Opinião do Estadão
Alguns dos retratos mais impressionantes do descaso e da irresponsabilidade com que a administração federal vem tratando das obras rodoviárias nos últimos 40 anos estão no Norte do País. A situação de abandono de quase todas elas ratifica o brutal desperdício de dinheiro público ao longo de vários governos. Além de não terem sido concluídas, algumas dessas obras são conhecidas também por causa da lista de denúncias sobre desvio de verbas, superfaturamento e outras irregularidades.
Não se sabe com certeza quanto dinheiro do contribuinte elas já engoliram, por causa das muitas paralisações que sofreram. Sabe-se apenas que não foi pouco. Mas, agora, o governo Lula promete que, à custa de mais investimentos bilionários, elas estarão em condições de utilização até 2012. O desastroso histórico desses projetos, mostrado em reportagem do jornal Valor na terça-feira, deixa claro que esta é uma promessa muito difícil de ser cumprida.
Para dificultar ainda mais a conclusão dessas obras, há a questão ambiental: são estradas que, na maior parte de seu traçado, cortam a floresta amazônica, o que dificultará a concessão do indispensável licenciamento ambiental para sua conclusão.
Das quatro estradas principais que o governo quer concluir, a mais antiga é a Cuiabá-Santarém (BR-163), cujas obras começaram no fim da década de 1960. A mais conhecida é a Rodovia Transamazônica (BR-230), lançada em 1972, no governo Médici, para unir João Pessoa, na Paraíba, a Cruzeiro do Sul, no Acre, cruzando o Norte do País. As outras duas, resultantes do desmembramento da Transamazônica, são Rio Branco-Cruzeiro do Sul (BR-364), no Acre, e Porto Velho-Manaus (BR-319).
A BR-319 é um retrato do descaso e das dificuldades que precisam ser superadas para a execução das obras. Inaugurada em 1973, ela foi utilizada até 1984, em condições cada vez mais precárias por falta de manutenção. Hoje está praticamente abandonada. Sua recuperação custará R$ 893 milhões, segundo reportagem do Valor.

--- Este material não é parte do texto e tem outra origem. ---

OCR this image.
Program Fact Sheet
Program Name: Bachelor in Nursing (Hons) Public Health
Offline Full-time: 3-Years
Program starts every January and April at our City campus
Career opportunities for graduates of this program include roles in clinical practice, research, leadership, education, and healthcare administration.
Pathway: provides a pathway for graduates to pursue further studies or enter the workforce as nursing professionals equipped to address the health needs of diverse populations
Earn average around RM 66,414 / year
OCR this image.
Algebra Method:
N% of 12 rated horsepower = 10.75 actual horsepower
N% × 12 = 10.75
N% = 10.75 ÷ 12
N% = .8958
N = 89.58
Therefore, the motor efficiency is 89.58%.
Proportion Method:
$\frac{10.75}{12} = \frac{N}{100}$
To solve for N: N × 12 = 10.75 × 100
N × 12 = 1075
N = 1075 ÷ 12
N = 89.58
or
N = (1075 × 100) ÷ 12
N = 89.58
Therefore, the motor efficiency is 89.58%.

Não será preciso cortar nenhuma árvore para a reconstrução da estrada, mas as organizações ligadas ao meio ambiente "transformaram as obras numa verdadeira guerra", disse o diretor-geral do Departamento Nacional de Infraestrutura de Transportes (Dnit), Luiz Antonio Pagot. Há problemas também quanto à legalidade do contrato, destaca o jornal. O Tribunal de Contas da União (TCU) viu indícios de que a licitação foi feita sem previsão orçamentária e com a possibilidade de pagamento adiantado.
A BR-163, por sua vez, simboliza a descontinuidade dos programas de governo. As obras começaram há mais de 40 anos e ainda faltam 40% para sua conclusão. "Acabamos de conseguir as últimas licenças ambientais e 100% dos prestadores de serviço estão contratados", garantiu o diretor do Dnit. Os investimentos previstos somam R$ 1,4 bilhão até o fim de 2011.
A Transamazônica é o exemplo mais conhecido do abandono dos grandes projetos de desenvolvimento das últimas décadas. Do trecho entre Manaus e João Pessoa, muito pouco foi pavimentado e, por isso, no período das chuvas, de outubro a março, a estrada fica intransitável. O orçamento do Dnit prevê o investimento de R$ 701,3 milhões no trecho da estrada que corta o Pará. No trecho que passará a cerca de 100 km do local onde será construída a Usina Hidrelétrica de Belo Monte, a obra já tem autorização da Fundação Nacional do Índio e do Instituto do Patrimônio Histórico e Artístico Nacional, mas ainda depende da concordância de algumas organizações indígenas. Só depois disso é que se poderá solicitar a autorização do Ibama.
Já a obra da BR-364, que já consumiu R$ 1 bilhão em investimentos, teve denúncia do Ministério Público Federal do Acre por desvio de verba. A Polícia Federal, por sua vez, tem em andamento sete inquéritos sobre irregularidades nas obras de pavimentação. No TCU, existem 30 acórdãos sobre a obra, nos quais se examinam irregularidades em pagamento de desapropriações e pedidos de auditorias.